Arthur turned to Violet and pinned her with his stare. “However I choose to do it, my job is to keep you alive. Until you finish your work, I will not stray from your side.”
“Neither shall I, my dear.” Grantham smoothed back a lock of buttery-blond hair and crossed his booted feet. “Fetch out your prettiest gown. I’m looking forward to having the most beautiful woman in London on my arm tomorrow night.”
9
I DON’T REMEMBER HER being such a dowd. Mind you, that extra stone she’s put on, and her ghastly complexion from hanging about her club doesn’t help. I worry for her health.”
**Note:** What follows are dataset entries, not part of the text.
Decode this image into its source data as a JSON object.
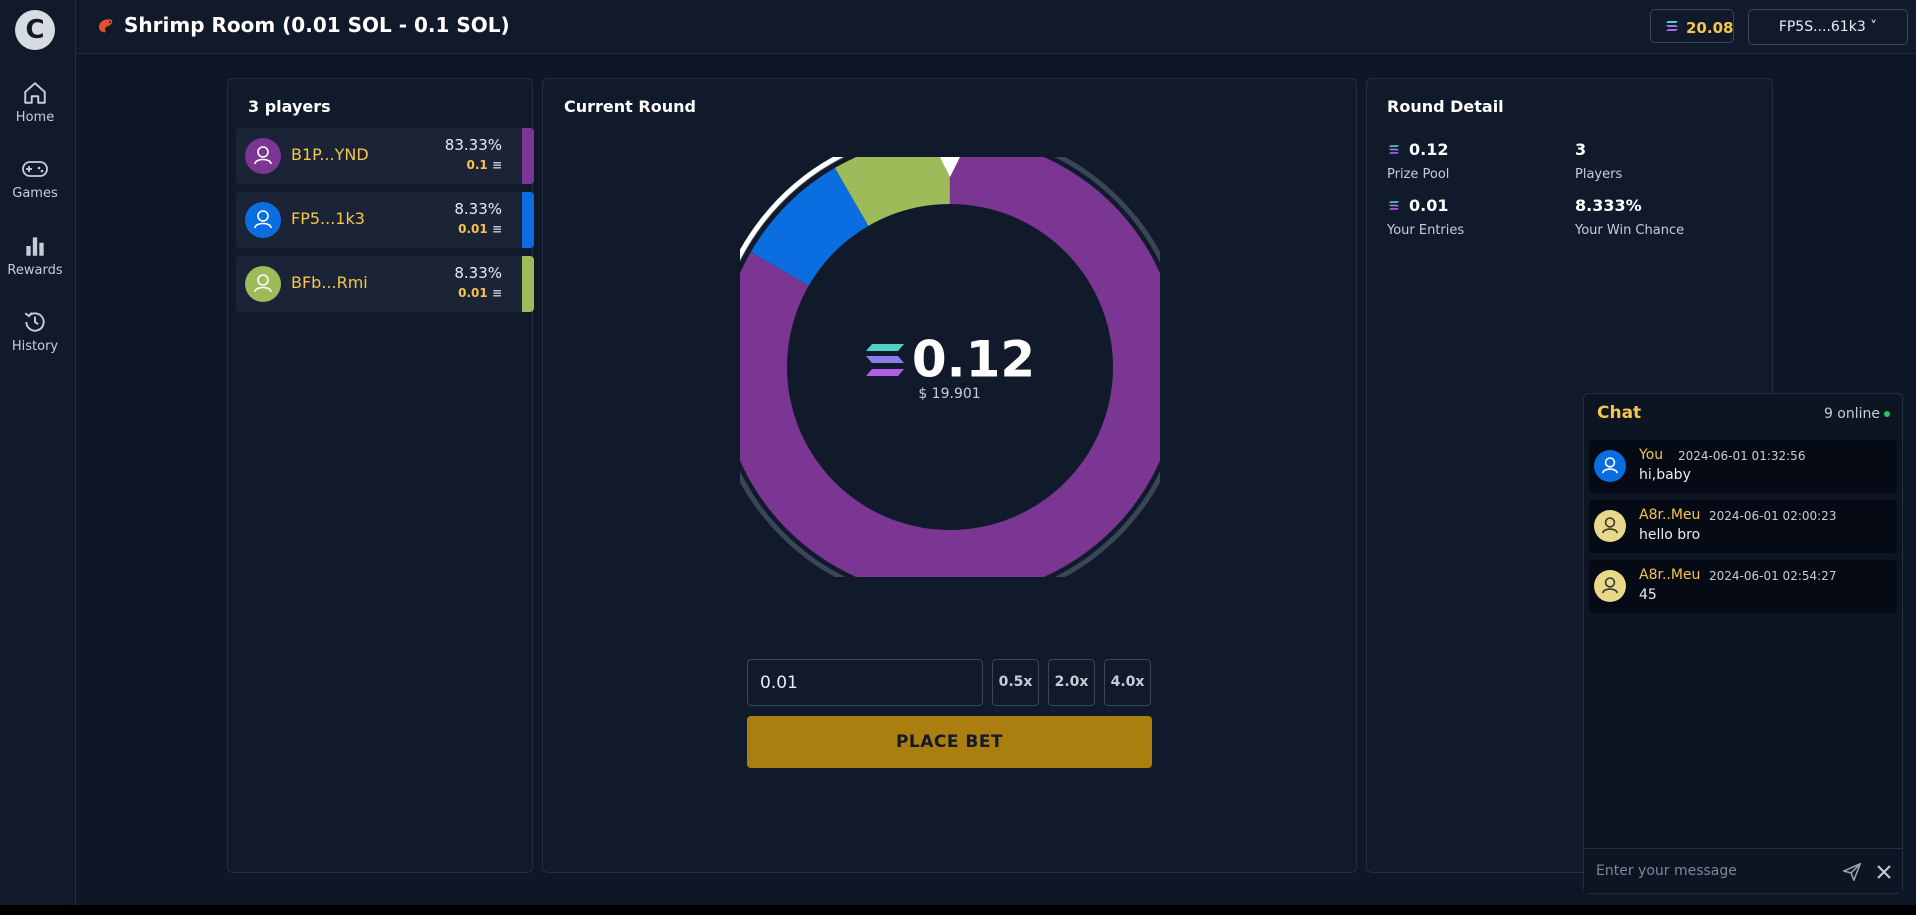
{
  "sidebar": {
    "logo": "C",
    "items": [
      {
        "label": "Home",
        "icon": "home-icon"
      },
      {
        "label": "Games",
        "icon": "gamepad-icon"
      },
      {
        "label": "Rewards",
        "icon": "bar-chart-icon"
      },
      {
        "label": "History",
        "icon": "history-icon"
      }
    ]
  },
  "header": {
    "room_title": "Shrimp Room (0.01 SOL - 0.1 SOL)",
    "balance": "20.08",
    "wallet": "FP5S....61k3 ˅"
  },
  "players_panel": {
    "title": "3 players",
    "players": [
      {
        "name": "B1P...YND",
        "pct": "83.33%",
        "amount": "0.1",
        "color": "#7b3592",
        "share": 0.8333
      },
      {
        "name": "FP5...1k3",
        "pct": "8.33%",
        "amount": "0.01",
        "color": "#0a6ee0",
        "share": 0.0833
      },
      {
        "name": "BFb...Rmi",
        "pct": "8.33%",
        "amount": "0.01",
        "color": "#9dbb59",
        "share": 0.0833
      }
    ]
  },
  "round": {
    "title": "Current Round",
    "total": "0.12",
    "usd": "$ 19.901",
    "bet_value": "0.01",
    "multipliers": [
      "0.5x",
      "2.0x",
      "4.0x"
    ],
    "place_bet_label": "PLACE BET"
  },
  "round_detail": {
    "title": "Round Detail",
    "prize_pool": "0.12",
    "prize_pool_label": "Prize Pool",
    "players": "3",
    "players_label": "Players",
    "your_entries": "0.01",
    "your_entries_label": "Your Entries",
    "win_chance": "8.333%",
    "win_chance_label": "Your Win Chance"
  },
  "chat": {
    "title": "Chat",
    "online": "9 online",
    "messages": [
      {
        "user": "You",
        "time": "2024-06-01 01:32:56",
        "text": "hi,baby",
        "avatar_color": "#0a6ee0"
      },
      {
        "user": "A8r..Meu",
        "time": "2024-06-01 02:00:23",
        "text": "hello bro",
        "avatar_color": "#e8d88a"
      },
      {
        "user": "A8r..Meu",
        "time": "2024-06-01 02:54:27",
        "text": "45",
        "avatar_color": "#e8d88a"
      }
    ],
    "placeholder": "Enter your message"
  }
}
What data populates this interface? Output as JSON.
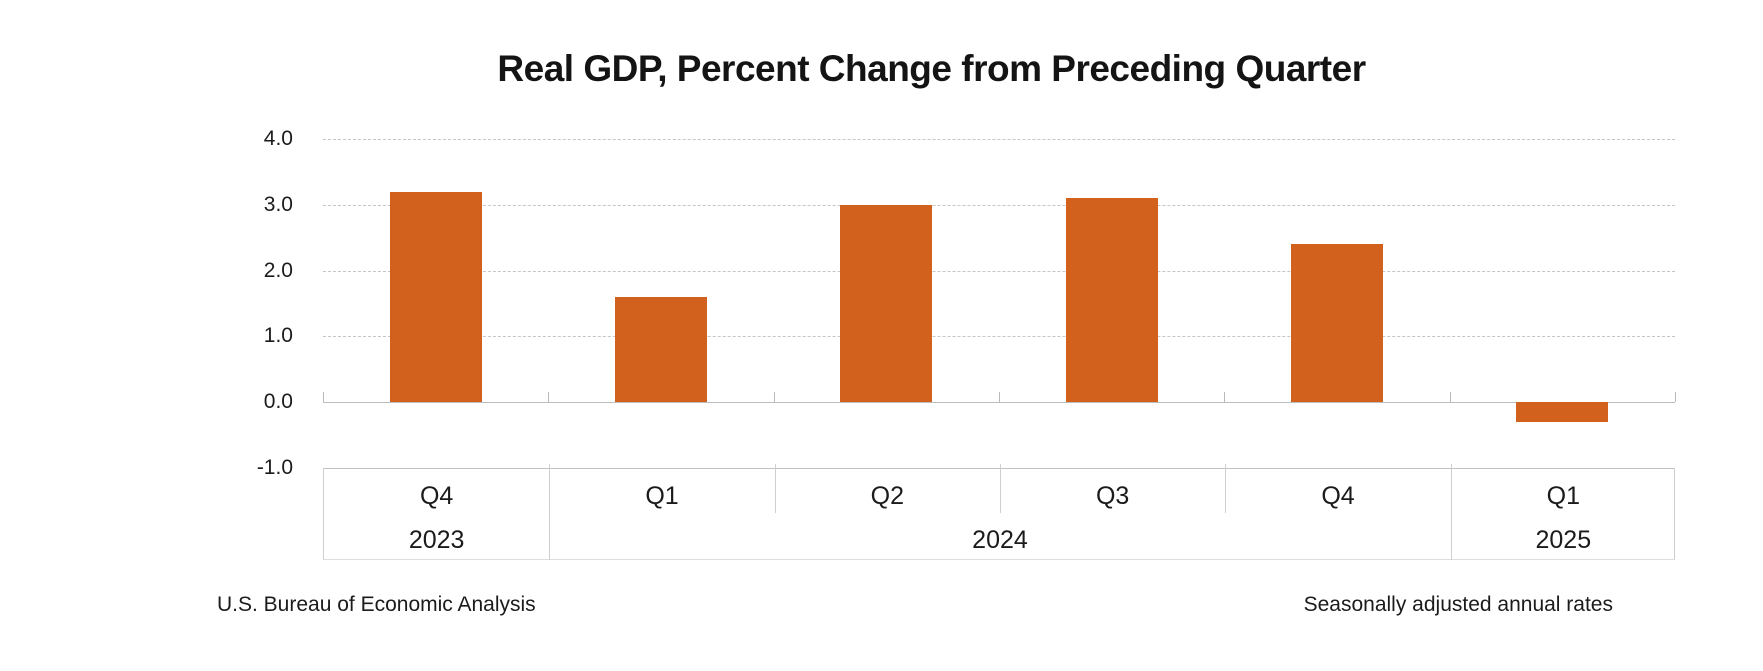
{
  "chart_data": {
    "type": "bar",
    "title": "Real GDP, Percent Change from Preceding Quarter",
    "categories": [
      "Q4",
      "Q1",
      "Q2",
      "Q3",
      "Q4",
      "Q1"
    ],
    "values": [
      3.2,
      1.6,
      3.0,
      3.1,
      2.4,
      -0.3
    ],
    "year_groups": [
      {
        "label": "2023",
        "start": 0,
        "end": 0
      },
      {
        "label": "2024",
        "start": 1,
        "end": 4
      },
      {
        "label": "2025",
        "start": 5,
        "end": 5
      }
    ],
    "y_ticks": [
      {
        "label": "4.0",
        "value": 4.0
      },
      {
        "label": "3.0",
        "value": 3.0
      },
      {
        "label": "2.0",
        "value": 2.0
      },
      {
        "label": "1.0",
        "value": 1.0
      },
      {
        "label": "0.0",
        "value": 0.0
      },
      {
        "label": "-1.0",
        "value": -1.0
      }
    ],
    "ylim": [
      -1.0,
      4.0
    ],
    "xlabel": "",
    "ylabel": "",
    "bar_color": "#d2611e",
    "grid": "horizontal-dashed",
    "legend": "none",
    "source_note": "U.S. Bureau of Economic Analysis",
    "rates_note": "Seasonally adjusted annual rates"
  }
}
Violet paused in the act of tasting a biscuit from the refreshment table, her skin pebbling in discomfort at the overheard comment coming from behind a large column. The unknown woman’s emphasis on the word club had made it sound illicit or nasty. Could the woman be speaking about her?
Extra stone?
Such a dowd?
Violet glanced at her ball gown. She’d finished with mourning, but she hadn’t bothered to order any new dresses since Daniel had died. Not considering how much fashion had changed, she’d had her old gowns let out. Within moments of arriving at the ball, she’d understood how outmoded and ill-fitting the gown she wore tonight was.